Banyak produsen yang memilih peluang self-declare (deklarasi Mandiri) produk halal secara serampangan. Tentu hal ini sangat berbahaya karena halal dan tidaknya produk yang mendapatkan sertifikat masih belum jelas.

Hal ini sangat berbeda jika kita menggunakan sudut pandang Islam. Karena Islam sangat jeli dan teliti terkait kehalalan sebuah produk.

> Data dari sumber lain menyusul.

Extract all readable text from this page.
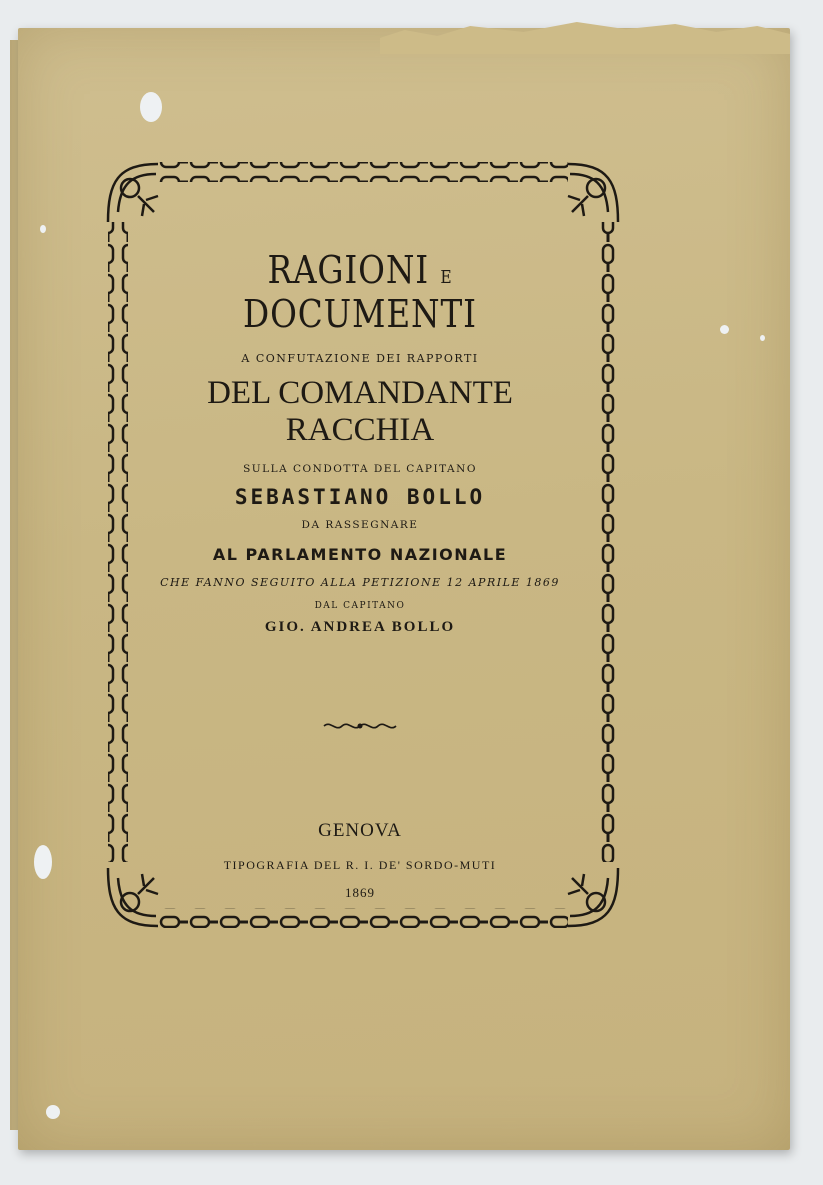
RAGIONI E DOCUMENTI
A CONFUTAZIONE DEI RAPPORTI
DEL COMANDANTE RACCHIA
SULLA CONDOTTA DEL CAPITANO
SEBASTIANO BOLLO
DA RASSEGNARE
AL PARLAMENTO NAZIONALE
CHE FANNO SEGUITO ALLA PETIZIONE 12 APRILE 1869
DAL CAPITANO
GIO. ANDREA BOLLO
GENOVA
TIPOGRAFIA DEL R. I. DE' SORDO-MUTI
1869
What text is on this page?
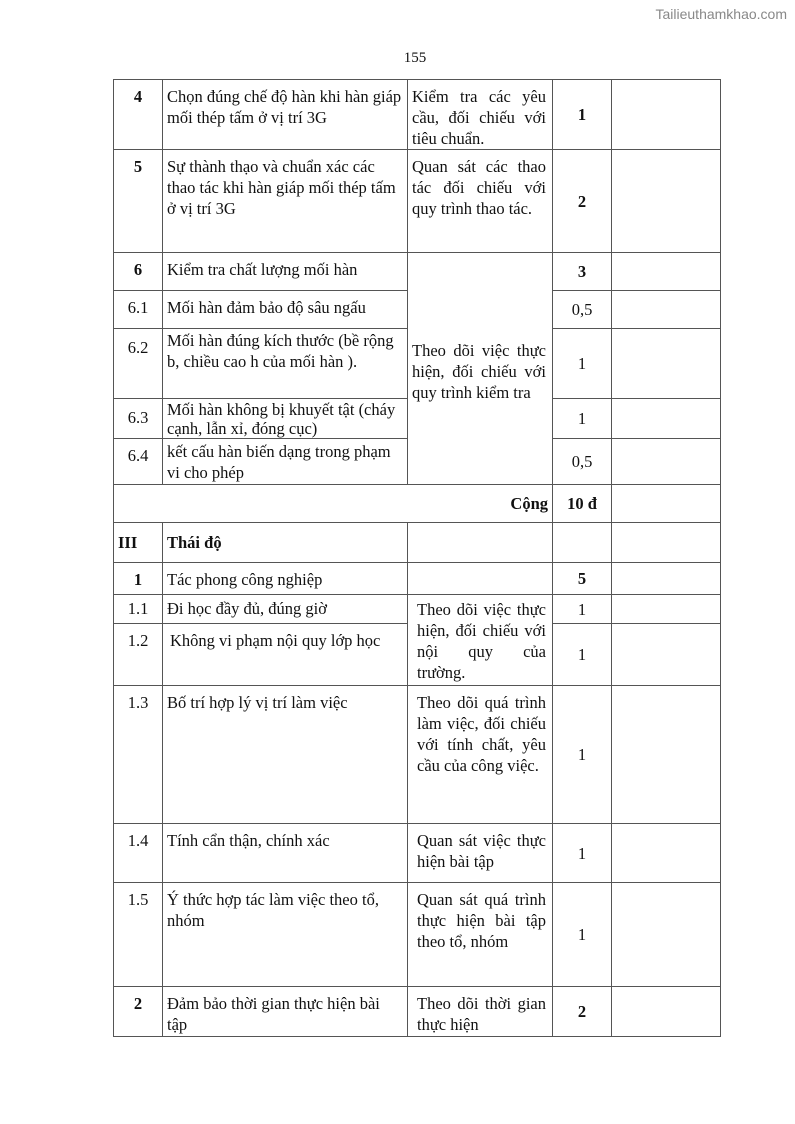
Tailieuthamkhao.com
155
4	Chọn đúng chế độ hàn khi hàn giáp mối thép tấm ở vị trí 3G	Kiểm tra các yêu cầu, đối chiếu với tiêu chuẩn.	1	
5	Sự thành thạo và chuẩn xác các thao tác khi hàn giáp mối thép tấm ở vị trí 3G	Quan sát các thao tác đối chiếu với quy trình thao tác.	2	
6	Kiểm tra chất lượng mối hàn	Theo dõi việc thực hiện, đối chiếu với quy trình kiểm tra	3	
6.1	Mối hàn đảm bảo độ sâu ngấu		0,5	
6.2	Mối hàn đúng kích thước (bề rộng b, chiều cao h của mối hàn ).		1	
6.3	Mối hàn không bị khuyết tật (cháy cạnh, lẫn xỉ, đóng cục)		1	
6.4	kết cấu hàn biến dạng trong phạm vi cho phép		0,5	
Cộng			10 đ	
III	Thái độ			
1	Tác phong công nghiệp		5	
1.1	Đi học đầy đủ, đúng giờ	Theo dõi việc thực hiện, đối chiếu với nội quy của trường.	1	
1.2	Không vi phạm nội quy lớp học		1	
1.3	Bố trí hợp lý vị trí làm việc	Theo dõi quá trình làm việc, đối chiếu với tính chất, yêu cầu của công việc.	1	
1.4	Tính cẩn thận, chính xác	Quan sát việc thực hiện bài tập	1	
1.5	Ý thức hợp tác làm việc theo tổ, nhóm	Quan sát quá trình thực hiện bài tập theo tổ, nhóm	1	
2	Đảm bảo thời gian thực hiện bài tập	Theo dõi thời gian thực hiện	2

Persoalan halal dan haram bukan perkara main-main, karena menyangkut barang yang dikonsumsi ratusan juta Muslim di negeri ini.

Karena sertifikasi halal merupakan hajat publik yang vital, maka negara harus mengambil peran sentral dalam peng­a­was­an mutu dan kehalalan barang.
Sebagaimana Rasulullah sabda Rasulullah saw. : “Imam adalah raa’in (pengurus rakyat) dan ia bertanggung jawab atas pengurusan rakyatnya”, (HR. Bukhari).

Oleh karena itu, proses sertifikasi kehalalan wajib dilakukan secara cuma-cuma oleh negara, bukan dijadikan ajang bisnis. Negara wajib melindungi kepentingan rakyat dan tidak boleh mengambil pungutan dalam melayani masyarakat.

Dalam Islam biaya sertifikasi halal akan menggunakan dana dari baitul maal. Jaminan kehalalan sebuah produk  ditentukan dari awal, mulai proses pembuatan bahan, proses produksi, hingga distribusi akan se­nan­ti­a­sa diawasi. Hal ini bertujuan untuk memastikan seluruh produk dalam kondisi aman untuk dikonsumsi oleh masyarakat.

Negara juga memberikan sanksi pada pedagang yang memperjualbelikan barang haram kepada kaum Muslim. Dengan begitu umat akan merasa tenang ketika mengonsumsi sebuah produk.

Tidakkah kita ingin merasakan kondisi seperti ini? Mengonsumsi produk apapun tanpa dibayangi rasa was-was terhadap kehalalannya. Semua itu akan terwujud jika syariat Islam diterapkan secara menyeluruh dalam setiap sendi kehidupan.